UI / Screenshots¶
The Airflow UI makes it easy to monitor and troubleshoot your data pipelines. Here’s a quick overview of some of the features and visualizations you can find in the Airflow UI.
DAGs View¶
List of the DAGs in your environment, and a set of shortcuts to useful pages. You can see exactly how many tasks succeeded, failed, or are currently running at a glance. To hide completed tasks set show_recent_stats_for_completed_runs = False
In order to filter DAGs (e.g by team), you can add tags in each dag. The filter is saved in a cookie and can be reset by the reset button. For example:
dag = DAG("dag", tags=["team1", "sql"])
Tree View¶
A tree representation of the DAG that spans across time. If a pipeline is late, you can quickly see where the different steps are and identify the blocking ones.

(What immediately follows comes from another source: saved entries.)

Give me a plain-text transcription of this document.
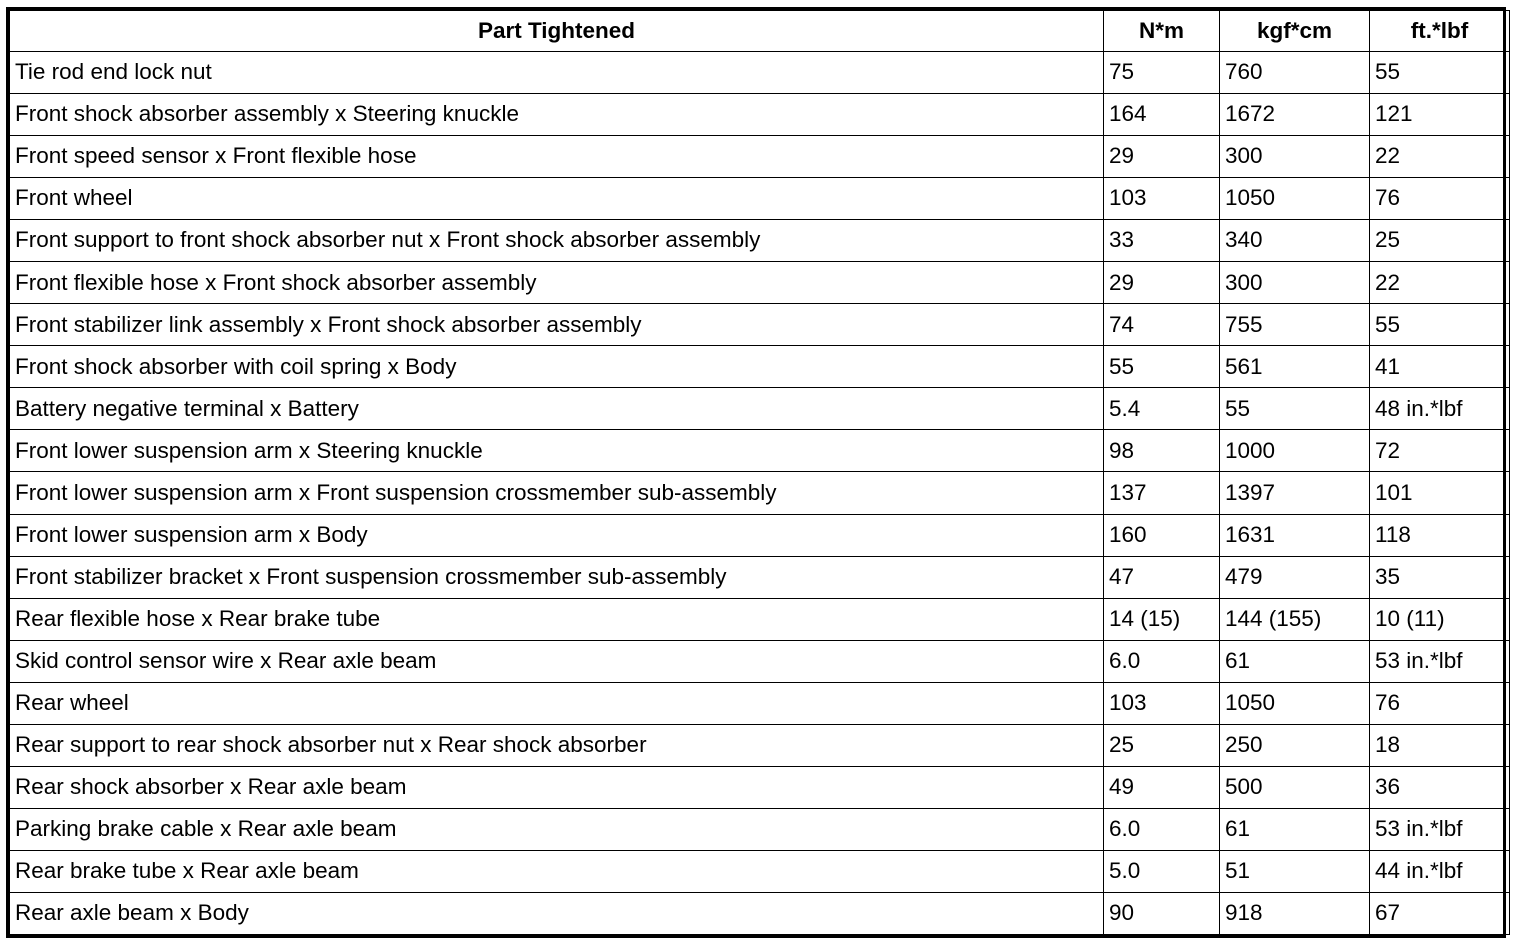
Part Tightened	N*m	kgf*cm	ft.*lbf
Tie rod end lock nut	75	760	55
Front shock absorber assembly x Steering knuckle	164	1672	121
Front speed sensor x Front flexible hose	29	300	22
Front wheel	103	1050	76
Front support to front shock absorber nut x Front shock absorber assembly	33	340	25
Front flexible hose x Front shock absorber assembly	29	300	22
Front stabilizer link assembly x Front shock absorber assembly	74	755	55
Front shock absorber with coil spring x Body	55	561	41
Battery negative terminal x Battery	5.4	55	48 in.*lbf
Front lower suspension arm x Steering knuckle	98	1000	72
Front lower suspension arm x Front suspension crossmember sub-assembly	137	1397	101
Front lower suspension arm x Body	160	1631	118
Front stabilizer bracket x Front suspension crossmember sub-assembly	47	479	35
Rear flexible hose x Rear brake tube	14 (15)	144 (155)	10 (11)
Skid control sensor wire x Rear axle beam	6.0	61	53 in.*lbf
Rear wheel	103	1050	76
Rear support to rear shock absorber nut x Rear shock absorber	25	250	18
Rear shock absorber x Rear axle beam	49	500	36
Parking brake cable x Rear axle beam	6.0	61	53 in.*lbf
Rear brake tube x Rear axle beam	5.0	51	44 in.*lbf
Rear axle beam x Body	90	918	67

There is also visual difference between scheduled and manually triggered DAGs/tasks:
The DAGs/tasks with a black border are scheduled runs, whereas the non-bordered
DAGs/tasks are manually triggered, i.e. by airflow dags trigger
.
Graph View¶
The graph view is perhaps the most comprehensive. Visualize your DAG’s dependencies and their current status for a specific run.
Calendar View¶
The calendar view gives you an overview of your entire DAG’s history over months, or even years. Letting you quickly see trends of the overall success/failure rate of runs over time.
Variable View¶
The variable view allows you to list, create, edit or delete the key-value pair of a variable used during jobs. Value of a variable will be hidden if the key contains any words in (‘password’, ‘secret’, ‘passwd’, ‘authorization’, ‘api_key’, ‘apikey’, ‘access_token’) by default, but can be configured to show in clear-text. See Masking sensitive data.
Gantt Chart¶
The Gantt chart lets you analyse task duration and overlap. You can quickly identify bottlenecks and where the bulk of the time is spent for specific DAG runs.
Task Duration¶
The duration of your different tasks over the past N runs. This view lets you find outliers and quickly understand where the time is spent in your DAG over many runs.
Code View¶
Transparency is everything. While the code for your pipeline is in source control, this is a quick way to get to the code that generates the DAG and provide yet more context.